Saturday, May 31, 2008

Separated Shoulder

This blog was originally conceived as a site for medical professionals, but it's also read by patients looking for more information about their ailment. From this perspective, some of the content is admittedly esoteric; an old (non-medical) friend of mine looked at the blog and commented:

"I found your blog full of information I did not need to understand and was happy I didn't".

Man, that was cold... Good thing we go back more than a few years. Nonetheless, I will be offering him a domestic beer, rather than a selection from my finer imported stock, on his next visit.

Let's look at a common injury, the "shoulder separation". This is a term that sports fans and weekend warriors are familiar with. Shoulder separations are more common in contact sports such as football, rugby, hockey, and wrestling.

Photo by Wouter Verhelst
To understand the nature of this injury, let's examine the shoulder joint area:

(click on image to enlarge)
The true shoulder joint is the articulation between the scapula (red oval) and humerus (black oval). A shoulder separation does not affect this joint, however; rather, it disrupts the articulation between the clavicle (green oval) and the acromion (blue oval) and coracoid (pink oval) components of the scapula. The colloquial term for the clavicle is the "collarbone".

Mild shoulder separations tear the ligament
(black arrow) between the clavicle and the acromion , while more severe separations also disrupt the coracoclavicular ligament, which connects the clavicle and coracoid process of the scapula. The coracoclavicular ligament is composed of the conoid (red arrow) and trapezoid (blue arrow) segments.

OK, enough of the dry vernacular, show me some pictures, please. Forty-two year old male, with shoulder pain after a football injury:

Coronal T2 fat sat and proton-density images reveal widening of the space between the clavicle and acromion and complete disruption of the acromioclavicular ligaments (red arrows). There is also superior displacement of the clavicle with respect to the acromion, implying a disruption of the coracoclavicular ligament as well.

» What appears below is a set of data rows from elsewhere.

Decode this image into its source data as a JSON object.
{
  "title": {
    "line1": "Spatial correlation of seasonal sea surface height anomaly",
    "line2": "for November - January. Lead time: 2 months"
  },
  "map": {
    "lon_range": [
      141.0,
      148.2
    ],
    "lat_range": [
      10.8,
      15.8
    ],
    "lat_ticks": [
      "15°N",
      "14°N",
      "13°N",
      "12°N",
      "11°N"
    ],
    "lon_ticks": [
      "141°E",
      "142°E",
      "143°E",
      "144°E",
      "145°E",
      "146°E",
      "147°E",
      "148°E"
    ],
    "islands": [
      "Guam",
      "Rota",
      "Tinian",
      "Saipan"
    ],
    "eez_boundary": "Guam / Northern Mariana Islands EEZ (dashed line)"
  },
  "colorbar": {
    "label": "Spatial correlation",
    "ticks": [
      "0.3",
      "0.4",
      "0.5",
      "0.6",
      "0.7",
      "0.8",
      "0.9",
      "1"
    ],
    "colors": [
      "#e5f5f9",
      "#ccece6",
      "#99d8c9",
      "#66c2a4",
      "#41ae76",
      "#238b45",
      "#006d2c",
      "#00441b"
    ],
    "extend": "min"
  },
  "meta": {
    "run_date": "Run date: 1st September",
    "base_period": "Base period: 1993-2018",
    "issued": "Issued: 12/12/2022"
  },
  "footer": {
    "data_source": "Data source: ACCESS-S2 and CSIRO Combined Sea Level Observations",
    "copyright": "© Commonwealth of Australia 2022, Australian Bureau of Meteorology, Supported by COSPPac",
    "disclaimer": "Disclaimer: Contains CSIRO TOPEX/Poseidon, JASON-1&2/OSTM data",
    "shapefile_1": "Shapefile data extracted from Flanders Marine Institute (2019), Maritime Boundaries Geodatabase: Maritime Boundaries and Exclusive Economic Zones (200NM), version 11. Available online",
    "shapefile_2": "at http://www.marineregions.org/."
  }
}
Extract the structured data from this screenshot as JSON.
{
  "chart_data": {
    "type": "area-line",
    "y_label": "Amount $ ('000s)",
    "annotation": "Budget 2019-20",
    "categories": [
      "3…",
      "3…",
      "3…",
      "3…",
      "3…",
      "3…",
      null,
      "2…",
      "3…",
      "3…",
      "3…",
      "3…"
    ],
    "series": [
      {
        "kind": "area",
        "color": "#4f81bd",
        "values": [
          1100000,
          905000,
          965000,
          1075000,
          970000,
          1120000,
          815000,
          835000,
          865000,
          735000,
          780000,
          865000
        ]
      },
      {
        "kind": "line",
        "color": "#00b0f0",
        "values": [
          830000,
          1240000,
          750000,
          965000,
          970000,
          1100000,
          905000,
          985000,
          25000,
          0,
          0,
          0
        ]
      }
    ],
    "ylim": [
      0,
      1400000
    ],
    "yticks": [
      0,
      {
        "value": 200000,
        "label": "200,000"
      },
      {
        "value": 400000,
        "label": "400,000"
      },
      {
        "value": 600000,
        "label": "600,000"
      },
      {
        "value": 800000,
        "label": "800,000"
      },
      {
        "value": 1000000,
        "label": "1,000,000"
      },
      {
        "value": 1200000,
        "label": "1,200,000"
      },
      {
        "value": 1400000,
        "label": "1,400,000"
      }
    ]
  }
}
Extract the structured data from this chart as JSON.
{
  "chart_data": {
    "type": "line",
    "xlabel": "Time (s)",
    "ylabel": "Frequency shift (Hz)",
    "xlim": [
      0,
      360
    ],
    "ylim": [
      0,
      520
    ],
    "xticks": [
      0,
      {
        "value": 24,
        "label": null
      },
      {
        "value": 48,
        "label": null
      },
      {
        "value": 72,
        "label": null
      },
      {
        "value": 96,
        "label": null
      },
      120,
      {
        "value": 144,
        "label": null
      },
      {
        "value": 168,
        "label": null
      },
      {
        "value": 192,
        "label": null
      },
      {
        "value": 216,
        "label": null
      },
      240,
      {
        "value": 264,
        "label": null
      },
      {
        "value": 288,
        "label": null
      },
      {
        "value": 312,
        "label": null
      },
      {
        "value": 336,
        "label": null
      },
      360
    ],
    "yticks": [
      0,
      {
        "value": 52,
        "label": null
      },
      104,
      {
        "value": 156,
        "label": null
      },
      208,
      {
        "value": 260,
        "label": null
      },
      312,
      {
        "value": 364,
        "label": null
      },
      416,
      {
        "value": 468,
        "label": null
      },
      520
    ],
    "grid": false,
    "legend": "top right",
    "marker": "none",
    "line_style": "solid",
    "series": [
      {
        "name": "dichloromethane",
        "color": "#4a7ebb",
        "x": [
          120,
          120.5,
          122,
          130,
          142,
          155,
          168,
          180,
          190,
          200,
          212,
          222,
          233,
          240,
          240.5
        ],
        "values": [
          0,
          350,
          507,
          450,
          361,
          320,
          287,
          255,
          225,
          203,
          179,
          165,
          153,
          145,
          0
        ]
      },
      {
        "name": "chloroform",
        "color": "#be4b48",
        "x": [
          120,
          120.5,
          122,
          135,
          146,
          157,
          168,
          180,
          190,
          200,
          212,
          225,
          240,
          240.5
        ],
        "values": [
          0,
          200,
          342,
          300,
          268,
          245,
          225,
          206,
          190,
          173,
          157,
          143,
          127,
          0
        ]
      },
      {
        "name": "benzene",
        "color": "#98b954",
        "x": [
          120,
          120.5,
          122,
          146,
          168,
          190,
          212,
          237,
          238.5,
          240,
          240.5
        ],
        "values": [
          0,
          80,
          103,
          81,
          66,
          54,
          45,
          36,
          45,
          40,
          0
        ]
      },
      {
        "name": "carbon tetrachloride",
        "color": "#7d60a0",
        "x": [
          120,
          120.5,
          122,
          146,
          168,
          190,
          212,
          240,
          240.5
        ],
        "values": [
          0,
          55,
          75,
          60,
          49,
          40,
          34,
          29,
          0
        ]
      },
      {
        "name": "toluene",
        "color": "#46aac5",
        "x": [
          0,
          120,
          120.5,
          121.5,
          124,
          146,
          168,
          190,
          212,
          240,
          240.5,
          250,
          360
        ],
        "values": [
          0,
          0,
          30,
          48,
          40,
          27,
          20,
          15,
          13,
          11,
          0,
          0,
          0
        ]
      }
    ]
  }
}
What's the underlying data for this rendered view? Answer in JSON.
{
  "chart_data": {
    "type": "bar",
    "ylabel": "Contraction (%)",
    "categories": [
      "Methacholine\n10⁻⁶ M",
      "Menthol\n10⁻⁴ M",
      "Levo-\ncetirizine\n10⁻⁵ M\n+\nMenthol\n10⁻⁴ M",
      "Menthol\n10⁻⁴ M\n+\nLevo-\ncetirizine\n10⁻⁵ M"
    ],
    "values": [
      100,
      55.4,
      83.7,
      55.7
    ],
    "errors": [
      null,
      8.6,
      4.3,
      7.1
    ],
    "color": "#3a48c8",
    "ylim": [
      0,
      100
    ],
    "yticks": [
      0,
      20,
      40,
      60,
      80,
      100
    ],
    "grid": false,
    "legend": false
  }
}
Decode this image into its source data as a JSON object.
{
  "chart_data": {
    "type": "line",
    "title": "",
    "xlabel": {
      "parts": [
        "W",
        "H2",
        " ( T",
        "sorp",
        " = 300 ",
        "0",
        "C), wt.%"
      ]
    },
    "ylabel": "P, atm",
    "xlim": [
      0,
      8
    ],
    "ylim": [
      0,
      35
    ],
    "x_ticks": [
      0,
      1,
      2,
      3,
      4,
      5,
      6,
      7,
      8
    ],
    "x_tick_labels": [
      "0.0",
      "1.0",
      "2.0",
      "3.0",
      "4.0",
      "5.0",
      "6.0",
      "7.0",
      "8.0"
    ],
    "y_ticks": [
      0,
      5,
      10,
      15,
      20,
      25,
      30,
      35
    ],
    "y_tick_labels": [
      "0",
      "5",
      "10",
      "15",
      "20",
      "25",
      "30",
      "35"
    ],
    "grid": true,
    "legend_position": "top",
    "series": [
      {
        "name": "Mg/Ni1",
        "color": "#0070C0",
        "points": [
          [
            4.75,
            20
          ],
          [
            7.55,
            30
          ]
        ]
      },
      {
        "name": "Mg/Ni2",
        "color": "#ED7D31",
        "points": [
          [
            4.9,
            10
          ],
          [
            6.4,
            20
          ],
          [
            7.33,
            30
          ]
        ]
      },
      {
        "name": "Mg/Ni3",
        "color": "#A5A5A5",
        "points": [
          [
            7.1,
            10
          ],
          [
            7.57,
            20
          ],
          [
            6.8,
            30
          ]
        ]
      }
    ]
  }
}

This is confirmed on more anterior images, where the normal coracoclavicular ligament can no longer be identified (red arrow):

For comparison, here is a normal coracoclavicular ligament
from a different patient (blue arrow = conoid segment; black arrow = trapezoid segment):

Most of these injuries are treated nonoperatively. With increasing severity of injury (e.g. clavicle tearing posteriorly through the trapezius muscle and complete loss of suspensory supports of scapula), operative management may be necessary.

Vic David MD


Kim said...

Great post! I'm an MRI student tech just starting my clinical placement, and personally I find your blog very informative & educational. Your explanations are thorough, yet elegantly simple, and your posts always leave me wanting to learn more.

I read your UCL post the day before I started my placement, and your last paragraph has stuck with me ever since:

"This case is a good example of how a great MRI tech can make a real difference." ... "It takes experience and desire to produce that picture, and not every technologist is able to do it. Those that can should be considered artists."

You have no idea just how inspirational this was for me; that's the tech I want to be. So thank you.

Vic David MD said...

Kim, thanks for your kind words.

It's nice to hear that this blog is read by MRI technologists. With your strong motivation for excellence, I am sure that you will be a great technologist.